Sushi: Japanese Tradition, from Japanese comedy troupe Rahmen, made the rounds a while ago and pokes fun at the rules and manners of eating at a traditional sushi restaurant. Proper etiquette at a sushi bar can be intimidating, especially when dining out with a self-appointed expert who knows the difference between fake wasabi and real wasabi. Trevor Carson, author of The Zen of Fish, was featured in a short ABC news segment last year offering some handy tips.
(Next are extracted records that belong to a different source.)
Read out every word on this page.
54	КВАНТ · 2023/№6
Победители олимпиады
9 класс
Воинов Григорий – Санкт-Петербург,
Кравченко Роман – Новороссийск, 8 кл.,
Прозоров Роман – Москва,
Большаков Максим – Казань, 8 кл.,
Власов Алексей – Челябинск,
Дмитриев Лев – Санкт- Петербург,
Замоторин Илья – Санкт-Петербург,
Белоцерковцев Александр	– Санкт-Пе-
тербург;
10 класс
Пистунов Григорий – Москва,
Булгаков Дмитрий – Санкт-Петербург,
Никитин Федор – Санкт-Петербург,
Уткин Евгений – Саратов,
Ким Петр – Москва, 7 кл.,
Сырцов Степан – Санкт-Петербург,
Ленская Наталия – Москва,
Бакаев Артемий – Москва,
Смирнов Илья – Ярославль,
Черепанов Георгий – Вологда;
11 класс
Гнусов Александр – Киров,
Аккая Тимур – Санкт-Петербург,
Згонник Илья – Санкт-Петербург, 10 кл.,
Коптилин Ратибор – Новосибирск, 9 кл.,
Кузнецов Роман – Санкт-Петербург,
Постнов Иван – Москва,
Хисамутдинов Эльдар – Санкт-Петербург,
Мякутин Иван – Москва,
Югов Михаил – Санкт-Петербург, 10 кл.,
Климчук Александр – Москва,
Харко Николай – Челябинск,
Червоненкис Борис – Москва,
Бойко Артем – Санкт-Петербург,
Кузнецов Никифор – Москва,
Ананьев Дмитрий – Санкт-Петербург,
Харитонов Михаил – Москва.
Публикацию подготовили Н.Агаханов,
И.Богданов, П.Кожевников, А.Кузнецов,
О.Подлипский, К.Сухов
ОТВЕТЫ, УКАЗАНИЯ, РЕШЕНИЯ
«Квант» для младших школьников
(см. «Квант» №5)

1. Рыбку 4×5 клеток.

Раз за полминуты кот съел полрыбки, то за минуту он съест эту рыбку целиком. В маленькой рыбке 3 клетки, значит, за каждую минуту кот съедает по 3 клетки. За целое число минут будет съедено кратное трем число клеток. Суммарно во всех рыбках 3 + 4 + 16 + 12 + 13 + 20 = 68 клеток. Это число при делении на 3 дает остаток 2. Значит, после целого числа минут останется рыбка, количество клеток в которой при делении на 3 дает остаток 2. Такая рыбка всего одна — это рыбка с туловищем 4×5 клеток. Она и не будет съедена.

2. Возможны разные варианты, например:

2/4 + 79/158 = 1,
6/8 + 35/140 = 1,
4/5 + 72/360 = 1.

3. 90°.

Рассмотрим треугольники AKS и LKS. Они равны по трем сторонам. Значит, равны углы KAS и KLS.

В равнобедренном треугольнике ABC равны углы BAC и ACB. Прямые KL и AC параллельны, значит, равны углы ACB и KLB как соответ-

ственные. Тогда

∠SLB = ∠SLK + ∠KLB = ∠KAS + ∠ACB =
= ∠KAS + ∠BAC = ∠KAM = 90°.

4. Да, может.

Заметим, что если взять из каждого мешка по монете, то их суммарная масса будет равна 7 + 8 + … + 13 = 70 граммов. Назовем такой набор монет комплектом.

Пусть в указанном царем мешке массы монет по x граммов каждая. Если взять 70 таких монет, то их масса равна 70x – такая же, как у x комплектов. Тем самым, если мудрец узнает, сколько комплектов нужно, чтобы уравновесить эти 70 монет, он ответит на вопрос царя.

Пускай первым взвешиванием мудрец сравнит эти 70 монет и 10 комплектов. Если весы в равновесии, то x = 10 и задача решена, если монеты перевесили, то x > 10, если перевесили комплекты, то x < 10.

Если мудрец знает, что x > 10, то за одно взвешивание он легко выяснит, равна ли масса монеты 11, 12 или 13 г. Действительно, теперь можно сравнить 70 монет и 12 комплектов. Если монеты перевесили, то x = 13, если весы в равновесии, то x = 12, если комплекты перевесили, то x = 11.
Of course, what’s even more impressive than knowing the rules to eating sushi is having the skills to make your own, where you can be as creative and messy as you like. Becoming a taisho, or sushi chef, takes time to master — even if they make it look easy on Iron Chef. It all starts with rice, as the word “sushi” actually means “vinegared rice,” and it’s a laborious process. This recipe from VideoJug, How To Make Sushi Rice shows the traditional fanning of the cooked rice. Howcast’s recipe calls for real konbu (kelp) instead of instant dashi. ExpertVillage’s guide breaks it up into five steps. And there are at least three different videos at 5min along with plenty of other sushi recipes and tips.
Once you get the hang of it, making rolls, or maki, is actually pretty simple — all of the hard work is in making the rice and slicing and dicing the ingredients. Futomaki, or fat rolls, are great. With no raw fish involved at all (pickled vegetables and tamago, a sweet omelette, star), it keeps well for picnics and work lunches. And it’s pretty much guilt free when you consider overfished oceans, salmon and tuna shortages, high mercury levels in fish and even raw-fish rackets run by creepy cults.